Usage
paircopula(data,K=8,base="Bernstein",max.iter=30,lambda=100, data.frame=parent.frame(),m=2,fix.lambda=FALSE,pen=1,q=2)
Arguments
data
'data' contains the data. 'data' has to be a matrix or a
data.frame with two columns.
K
K is the degree of the Bernstein polynomials. In the case of
linear B-spline basis functions, K+1 nodes are used for the basis functions.
base
Type of basis function, default is
"Bernstein". An alternative is base="B-spline".
max.iter
maximum number of iteration, the default is max.iter=30.
lambda
Starting value for lambda, default is lambda=100.
data.frame
reference to the data.
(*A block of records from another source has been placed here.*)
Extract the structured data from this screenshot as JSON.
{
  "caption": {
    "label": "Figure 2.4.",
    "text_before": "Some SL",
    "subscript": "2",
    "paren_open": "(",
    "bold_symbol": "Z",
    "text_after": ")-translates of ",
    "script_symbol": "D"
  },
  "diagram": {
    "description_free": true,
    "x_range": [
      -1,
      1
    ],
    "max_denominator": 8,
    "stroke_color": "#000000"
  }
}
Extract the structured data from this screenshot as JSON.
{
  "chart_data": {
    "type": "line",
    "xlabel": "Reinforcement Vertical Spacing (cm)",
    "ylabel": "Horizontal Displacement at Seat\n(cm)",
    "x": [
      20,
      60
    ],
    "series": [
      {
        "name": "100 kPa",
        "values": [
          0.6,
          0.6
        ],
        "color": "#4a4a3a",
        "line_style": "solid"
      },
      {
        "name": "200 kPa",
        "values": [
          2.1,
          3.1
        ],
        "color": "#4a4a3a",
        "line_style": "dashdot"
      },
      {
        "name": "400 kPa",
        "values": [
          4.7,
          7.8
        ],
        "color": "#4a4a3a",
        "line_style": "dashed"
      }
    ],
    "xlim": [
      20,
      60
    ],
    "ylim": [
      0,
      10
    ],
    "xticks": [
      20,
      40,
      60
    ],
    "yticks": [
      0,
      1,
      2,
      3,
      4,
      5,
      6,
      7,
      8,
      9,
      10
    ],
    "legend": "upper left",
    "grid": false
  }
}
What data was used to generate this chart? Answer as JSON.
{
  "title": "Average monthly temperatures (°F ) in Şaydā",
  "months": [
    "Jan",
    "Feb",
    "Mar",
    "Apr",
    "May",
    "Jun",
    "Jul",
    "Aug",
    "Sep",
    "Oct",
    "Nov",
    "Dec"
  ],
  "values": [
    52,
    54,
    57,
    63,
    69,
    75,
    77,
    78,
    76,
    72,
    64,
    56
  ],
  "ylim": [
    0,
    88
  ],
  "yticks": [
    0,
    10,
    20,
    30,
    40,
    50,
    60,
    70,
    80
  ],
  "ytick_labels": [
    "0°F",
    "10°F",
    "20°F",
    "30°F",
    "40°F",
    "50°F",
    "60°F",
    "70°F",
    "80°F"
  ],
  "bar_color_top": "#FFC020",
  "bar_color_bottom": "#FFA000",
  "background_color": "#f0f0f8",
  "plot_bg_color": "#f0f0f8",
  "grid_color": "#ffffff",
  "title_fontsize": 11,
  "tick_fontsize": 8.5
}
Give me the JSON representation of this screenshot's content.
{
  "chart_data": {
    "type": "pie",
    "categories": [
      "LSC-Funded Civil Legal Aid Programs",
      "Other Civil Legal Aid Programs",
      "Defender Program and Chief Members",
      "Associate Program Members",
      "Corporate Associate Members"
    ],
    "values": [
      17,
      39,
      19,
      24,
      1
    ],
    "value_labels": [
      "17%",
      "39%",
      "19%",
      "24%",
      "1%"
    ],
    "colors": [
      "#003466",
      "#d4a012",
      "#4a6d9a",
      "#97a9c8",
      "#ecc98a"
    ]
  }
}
Default reference is the
parent.frame().
m
Indicating the order of differences to be penalised. Default is "m=2".
fix.lambda
Determining if lambda is fixed or if the
iteration for an optimal lambda is used, default 'fix.lambda=FALSE'.
pen
'pen' indicates the used penalty. 'pen=1' for the
difference penalty of m-th order. 'pen=2' is only implemented for
Bernstein polynomials, it is the penalty based
on the integrated squared second order derivatives of the Bernstein
polynomials. Due to numerical difficulties handling the integral of Bernstein polynomials (that is the beta function), this approach works only for K
q
Order of B-spline basis, i.e. default q=2 means linear B-spline basis.